6 février 2020 par Fanny Pigeaud, Médiapart
Depuis que la Cour pénale internationale l’a acquitté, il y a un an, Laurent Gbagbo, ex-président de la Côte d’Ivoire, est assigné à résidence en Belgique, sans possibilité de s’exprimer publiquement. Il demande aujourd’hui que lui soit restituée « l’intégralité de ses droits humains fondamentaux ».
Une personne acquittée de toutes les charges portées contre elle peut-elle se voir privée d’une partie de ses droits et de sa liberté ?
En France et au sein de l’Union européenne en général, la question est tranchée depuis longtemps : aucun fondement juridique ne permet un tel scénario. La liberté est la règle et la détention, l’exception. Mais du côté de la Cour pénale internationale (CPI), les choses sont nettement plus floues, depuis qu’elle a gardé Laurent Gbagbo, l’ex-président de la République de Côte d’Ivoire, en détention provisoire pendant une durée record de huit années, et que l’une de ses chambres d’appel a décidé, le 1er février 2019, de limiter sa liberté, en lui imposant des conditions drastiques, équivalant à une assignation à résidence, alors qu’il a été acquitté. Elle a ainsi contredit les juges de première instance qui avaient ordonné, le 15 janvier 2019, la libération immédiate et sans condition de l’ancien président ivoirien et de son ex-ministre de la jeunesse, Charles Blé Goudé, après avoir annoncé leur acquittement.
Le débat va toutefois être relancé : il y a quatre mois, Laurent Gbagbo a déposé une requête exigeant la restitution de « l’intégralité de ses droits humains fondamentaux » et dénonçant une « absence de base légale et factuelle » aux mesures qui lui ont été infligées. À partir de ce jeudi 6 février et pendant deux journées d’audience, la chambre d’appel va donc devoir reconsidérer sa décision, sans précédent dans la jeune histoire de la CPI et des juridictions internationales.
Actuellement, Laurent Gbagbo, 74 ans, est obligé de rester en Europe et ne peut se déplacer hors de sa ville de résidence, Bruxelles, sans l’autorisation de la CPI. Contre le droit de vivre en Belgique, où il habite depuis le 5 février 2019, il s’est par ailleurs engagé à rester totalement silencieux. Depuis un an, il ne s’est donc ni montré ni exprimé en public. Il a dû laisser tous ses papiers d’identité au greffe de la CPI, doit « pointer » une fois par semaine auprès des autorités belges et ne peut changer d’adresse que si la CPI lui en donne la permission. Resté aux Pays-Bas, Charles Blé Goudé, 47 ans, est soumis à des restrictions similaires. S’il a la possibilité de s’exprimer, il n’a pas le droit d’évoquer son dossier judiciaire.
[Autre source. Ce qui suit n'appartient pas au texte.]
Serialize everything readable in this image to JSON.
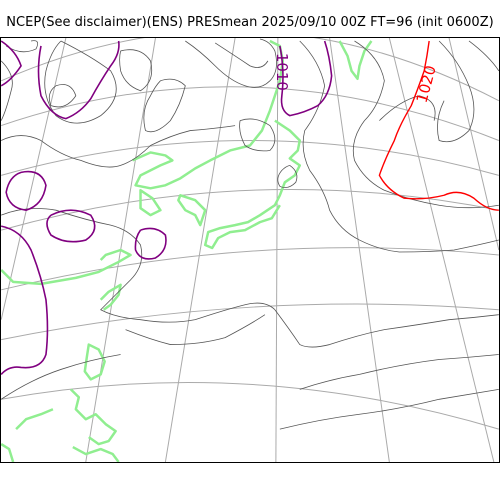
{
  "title": "NCEP(See disclaimer)(ENS) PRESmean 2025/09/10 00Z FT=96 (init 0600Z)",
  "map": {
    "contour_labels": [
      "1010",
      "1020"
    ],
    "colors": {
      "graticule": "#aaaaaa",
      "coastline": "#90ee90",
      "isobar": "#555555",
      "isobar_1010": "#800080",
      "isobar_1020": "#ff0000"
    }
  }
}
C’est le procureur de la CPI, Fatou Bensouda, qui a demandé que la liberté des deux hommes soit ainsi restreinte, voire qu’ils soient maintenus en détention. La magistrate gambienne a fait appel de la décision d’acquittement et dit craindre que Gbagbo et Blé Goudé décident de se soustraire à la justice avant la fin de cette procédure. Elle s’est appuyée sur un article du Statut de Rome, texte fondateur de la CPI, selon lequel : « Dans des circonstances exceptionnelles, et en fonction, notamment, du risque d’évasion, de la gravité de l’infraction et des chances de voir l’appel aboutir, la chambre de première instance peut, à la demande du procureur, ordonner le maintien en détention de l’accusé pendant la procédure d’appel. »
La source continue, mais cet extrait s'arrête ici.